Titian's Venus of Urbino at the Uffizi Gallery, Florence, Italy
Titian’s Venus of Urbino, 1538. In Mark Twain’s 1880 Tramp Abroad, it’s described as, …’ a trifle too strong for any place but a public art gallery.’
Gerard van Honthorst's Supper Party at the Uffizi Gallery, Florence, Italy
Gerard van Honthorst’s Supper Party, 1619. His paintings follow the style of Caravaggio and depict artificially lit scenes. He earned the nickname Gherardo delle Notti (“Gerard of the nights”).
Caravaggio's Medusa at the Uffizi Gallery, Florence, Italy
Caravaggio’s Medusa, 1597. His own face was the model for the Medusa.

After naps (our afternoon routine, these days) we prepared to search for dinner.

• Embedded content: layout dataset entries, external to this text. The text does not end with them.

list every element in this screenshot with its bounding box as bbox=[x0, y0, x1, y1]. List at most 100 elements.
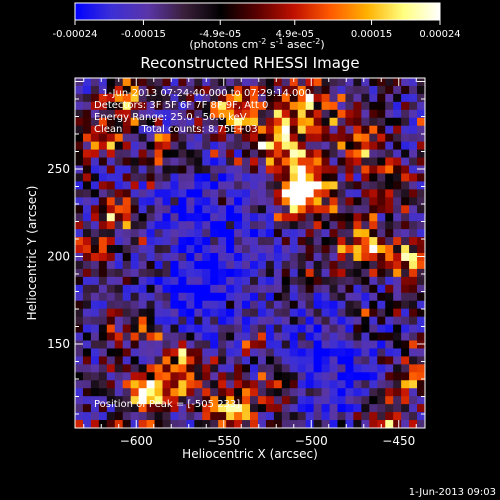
heatmap-cell bbox=[273, 372, 283, 381]
heatmap-cell bbox=[393, 260, 402, 270]
heatmap-cell bbox=[210, 324, 219, 333]
heatmap-cell bbox=[265, 348, 275, 357]
heatmap-cell bbox=[154, 189, 163, 198]
heatmap-cell bbox=[242, 221, 251, 230]
heatmap-cell bbox=[218, 237, 227, 246]
heatmap-cell bbox=[393, 420, 402, 428]
heatmap-cell bbox=[353, 149, 362, 158]
heatmap-cell bbox=[162, 253, 171, 262]
y-axis-title: Heliocentric Y (arcsec) bbox=[25, 186, 39, 321]
heatmap-cell bbox=[409, 213, 418, 222]
heatmap-cell bbox=[194, 221, 203, 230]
heatmap-cell bbox=[210, 78, 219, 87]
heatmap-cell bbox=[321, 412, 330, 421]
heatmap-cell bbox=[329, 356, 338, 365]
heatmap-cell bbox=[377, 300, 386, 310]
heatmap-cell bbox=[90, 292, 100, 302]
heatmap-cell bbox=[170, 85, 179, 95]
heatmap-cell bbox=[369, 292, 378, 302]
heatmap-cell bbox=[114, 165, 124, 174]
heatmap-cell bbox=[401, 237, 410, 246]
heatmap-cell bbox=[409, 404, 418, 413]
heatmap-cell bbox=[210, 356, 219, 365]
heatmap-cell bbox=[194, 181, 203, 190]
heatmap-cell bbox=[90, 364, 100, 373]
heatmap-cell bbox=[257, 348, 267, 357]
heatmap-cell bbox=[170, 237, 179, 246]
heatmap-cell bbox=[234, 332, 243, 341]
heatmap-cell bbox=[369, 284, 378, 294]
heatmap-cell bbox=[218, 181, 227, 190]
heatmap-cell bbox=[154, 300, 163, 310]
heatmap-cell bbox=[106, 165, 116, 174]
heatmap-cell bbox=[194, 380, 203, 389]
heatmap-cell bbox=[305, 356, 315, 365]
heatmap-cell bbox=[170, 181, 179, 190]
heatmap-cell bbox=[297, 284, 307, 294]
heatmap-cell bbox=[353, 356, 362, 365]
heatmap-cell bbox=[361, 276, 370, 286]
heatmap-cell bbox=[313, 356, 322, 365]
heatmap-cell bbox=[329, 117, 338, 127]
heatmap-cell bbox=[130, 253, 140, 262]
heatmap-cell bbox=[345, 324, 354, 333]
heatmap-cell bbox=[329, 78, 338, 87]
heatmap-cell bbox=[114, 109, 124, 119]
heatmap-cell bbox=[321, 292, 330, 302]
heatmap-cell bbox=[234, 284, 243, 294]
heatmap-cell bbox=[265, 221, 275, 230]
heatmap-cell bbox=[385, 101, 394, 111]
heatmap-cell bbox=[337, 78, 346, 87]
heatmap-cell bbox=[98, 308, 108, 318]
heatmap-cell bbox=[154, 229, 163, 238]
heatmap-cell bbox=[321, 268, 330, 278]
heatmap-cell bbox=[281, 181, 291, 190]
heatmap-cell bbox=[154, 245, 163, 254]
heatmap-cell bbox=[138, 181, 147, 190]
heatmap-cell bbox=[226, 380, 235, 389]
heatmap-cell bbox=[353, 268, 362, 278]
heatmap-cell bbox=[353, 125, 362, 135]
heatmap-cell bbox=[242, 324, 251, 333]
heatmap-cell bbox=[393, 165, 402, 174]
heatmap-cell bbox=[178, 364, 187, 373]
heatmap-cell bbox=[321, 165, 330, 174]
heatmap-cell bbox=[329, 388, 338, 397]
heatmap-cell bbox=[186, 181, 195, 190]
heatmap-cell bbox=[234, 109, 243, 119]
heatmap-cell bbox=[234, 420, 243, 428]
heatmap-cell bbox=[313, 109, 322, 119]
heatmap-cell bbox=[170, 221, 179, 230]
heatmap-cell bbox=[114, 276, 124, 286]
heatmap-cell bbox=[409, 292, 418, 302]
heatmap-cell bbox=[75, 117, 84, 127]
heatmap-cell bbox=[106, 324, 116, 333]
heatmap-cell bbox=[329, 133, 338, 143]
heatmap-cell bbox=[345, 149, 354, 158]
heatmap-cell bbox=[337, 93, 346, 103]
heatmap-cell bbox=[130, 324, 140, 333]
heatmap-cell bbox=[146, 93, 155, 103]
heatmap-cell bbox=[313, 78, 322, 87]
heatmap-cell bbox=[273, 78, 283, 87]
heatmap-cell bbox=[265, 324, 275, 333]
heatmap-cell bbox=[409, 268, 418, 278]
heatmap-cell bbox=[337, 245, 346, 254]
heatmap-cell bbox=[178, 85, 187, 95]
x-tick-label: −600 bbox=[120, 434, 153, 448]
heatmap-cell bbox=[385, 404, 394, 413]
heatmap-cell bbox=[130, 165, 140, 174]
heatmap-cell bbox=[90, 165, 100, 174]
heatmap-cell bbox=[194, 165, 203, 174]
heatmap-cell bbox=[90, 253, 100, 262]
heatmap-cell bbox=[265, 372, 275, 381]
heatmap-cell bbox=[130, 292, 140, 302]
heatmap-cell bbox=[82, 149, 92, 158]
heatmap-cell bbox=[257, 213, 267, 222]
heatmap-cell bbox=[281, 221, 291, 230]
heatmap-cell bbox=[114, 388, 124, 397]
heatmap-cell bbox=[122, 245, 132, 254]
heatmap-cell bbox=[297, 253, 307, 262]
heatmap-cell bbox=[369, 396, 378, 405]
heatmap-cell bbox=[321, 300, 330, 310]
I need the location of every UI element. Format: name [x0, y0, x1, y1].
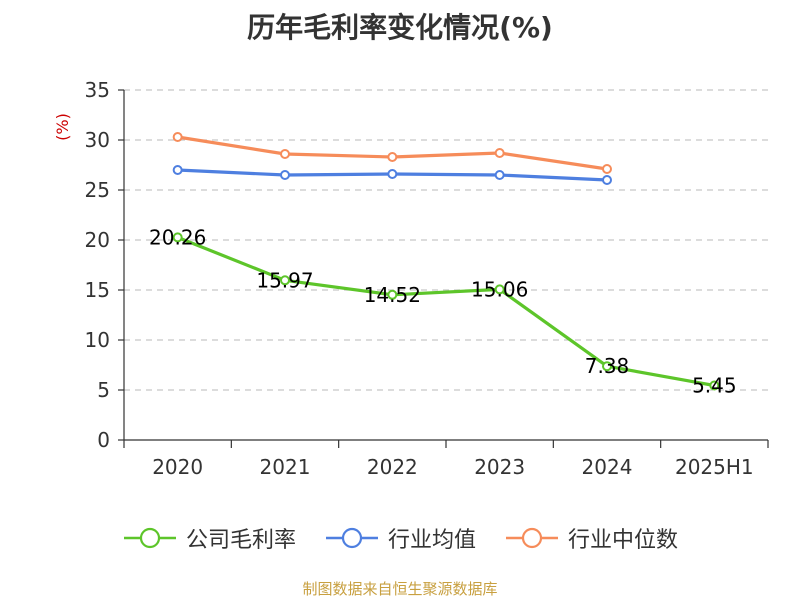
y-tick-label: 10: [85, 328, 110, 352]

We queried the bartender at our hotel for some more dinner ideas. He jotted down a few names of restaurants that cater more to locals than tourists. They all required a bit of a walk, but we were game.

La Natalino was the agreed-upon target, about a 10-minute walk from the hotel. After navigating alleys and back streets, we located this cozy gem.

Night street scene with people walking outside shop and restaurant, Florence, Italy

It was well worth the trek. I noted that we were the only English speakers in any of its dining rooms. That was a coup. My travels have shown that if locals frequent a restaurant, the quality is a bit higher and prices are lower. The locals simply know better.

Zucchini salad at La Natalino ristorante, Florence, Italy
Zucchini salad with parmesan and truffles
Pesto ravioli at La Natalino ristorante, Florence, Italy
Pesto ravioli
Fettucini with shrimp and asparagus at La Natalino ristorante, Florence, Italy
Fettucini with shrimp and asparagus

As we waddled back to our hotel, my Fitbit ticked over 13,000 steps. We collapsed into bed for some well-deserved sleep.